The Republic of Mexico was formed in 1824 after its successful bid for independence from Spain, but it was dominated by strong military autocrats, such as Santa Anna, who attempted to crush an organized revolt of American émigrés in Texas in 1846. In that, Santa Anna failed and the United States quickly invited Texas in to become a state (which led to the two-year Mexican-American War). By 1848, Mexico’s land mass was cut in half and they were very weak. The British were interested in world affairs, and especially in the affairs of the United States (after having lost the American colonies in 1783 and the stalemate of the War of 1812). The British got more interested when France invaded Mexico in 1861.
The British noted the timing of French intervention, parallel with the weakening of the United States by the secession of the southern states, also in 1861. They had reason to be concerned: many intelligence gains suggested France’s intent to establish a monarchy in Mexico (Emperor Maximilian) and through that monarchy, establish an alliance with the seceded American southern states, which had been compelled to Confederate since President Lincoln was able to hold the remaining Union states together as a political (and military) force.

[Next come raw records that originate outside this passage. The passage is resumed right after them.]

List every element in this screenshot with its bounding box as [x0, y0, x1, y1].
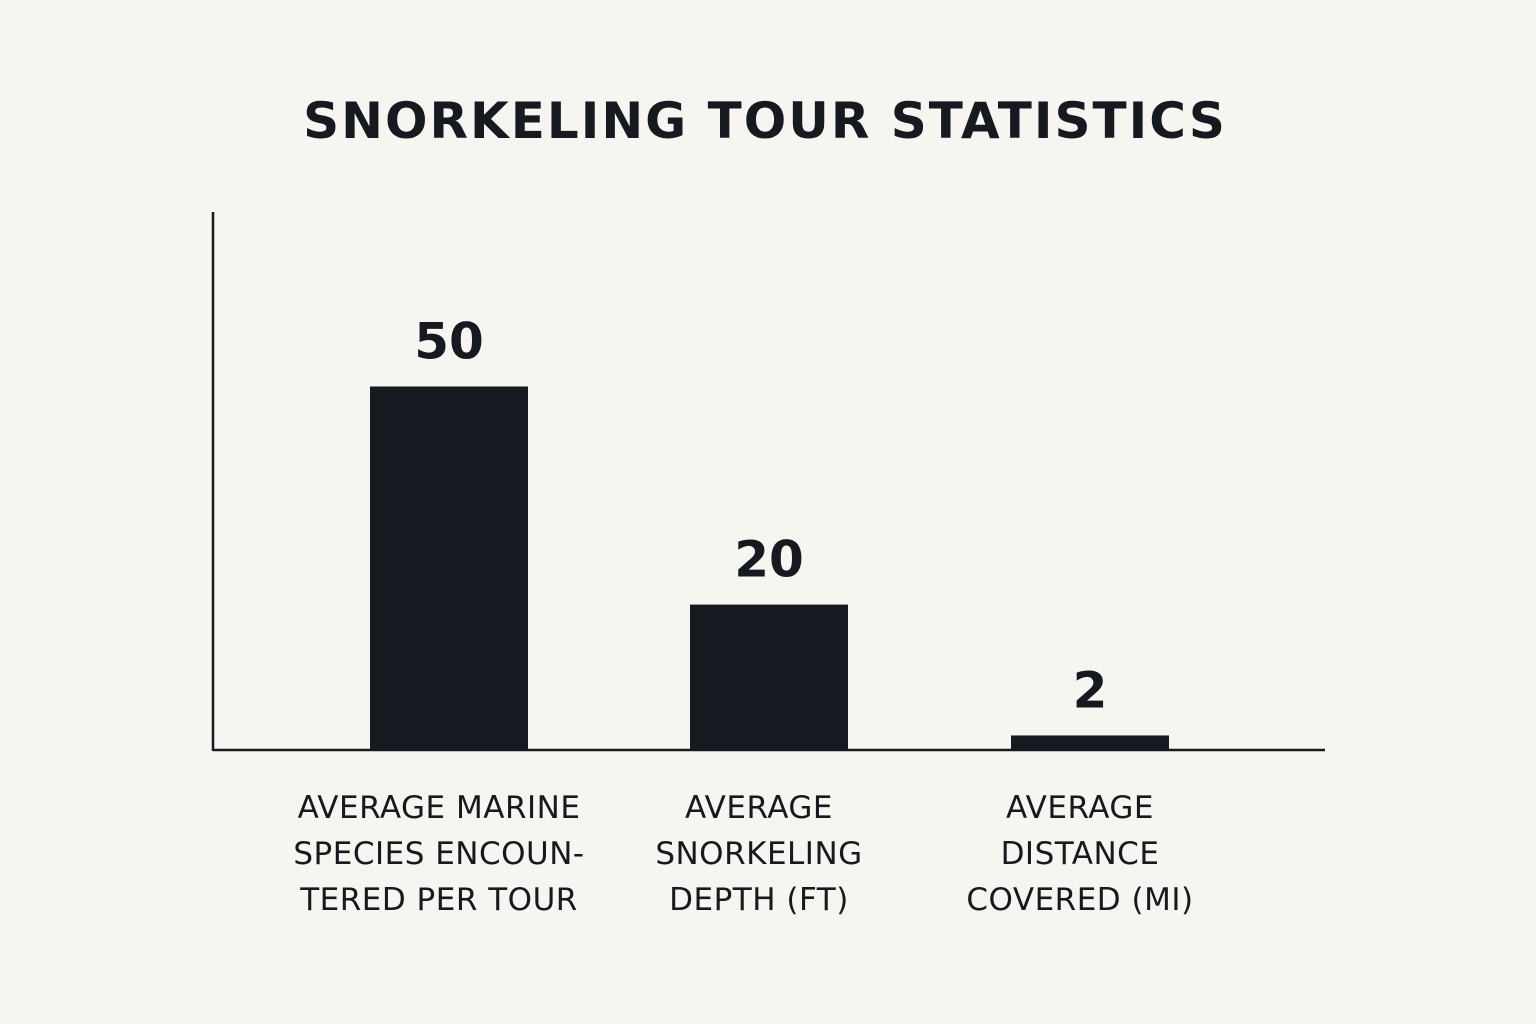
plot-area: 50 AVERAGE MARINE SPECIES ENCOUN- TERED PER… [211, 212, 1325, 918]
x-tick-label-line: SPECIES ENCOUN- [293, 836, 584, 872]
x-tick-label-line: AVERAGE [1006, 790, 1154, 826]
bar-value-label: 2 [1073, 661, 1108, 719]
chart-title: SNORKELING TOUR STATISTICS [303, 92, 1227, 150]
x-tick-label-line: DISTANCE [1001, 836, 1160, 872]
x-tick-label: AVERAGE DISTANCE COVERED (MI) [966, 790, 1193, 918]
x-tick-label-line: SNORKELING [655, 836, 862, 872]
x-tick-label-line: AVERAGE MARINE [298, 790, 581, 826]
bar-value-label: 50 [414, 312, 484, 370]
x-tick-label-line: AVERAGE [685, 790, 833, 826]
x-tick-label: AVERAGE MARINE SPECIES ENCOUN- TERED PER T… [293, 790, 584, 918]
bar-3 [1011, 735, 1169, 750]
bar-1 [370, 386, 528, 750]
bar-2 [690, 604, 848, 750]
x-tick-label: AVERAGE SNORKELING DEPTH (FT) [655, 790, 862, 918]
x-tick-label-line: TERED PER TOUR [299, 882, 578, 918]
bar-value-label: 20 [734, 531, 804, 589]
x-tick-label-line: COVERED (MI) [966, 882, 1193, 918]
x-tick-label-line: DEPTH (FT) [669, 882, 849, 918]
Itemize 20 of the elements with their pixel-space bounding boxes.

Even with all of this history stirring around him, Fremantle was able to capture in his diary the real essence behind conflict: the surprising behavior of individual human beings. Plus, he preserved the time-honored tradition of British humor (deliver an insult disguised as a compliment). For example, he thought the Mexicans to be crude in their dance, and when asked to take part in a dance he said, “Europeans are unable to dance in the graceful Mexican fashion.”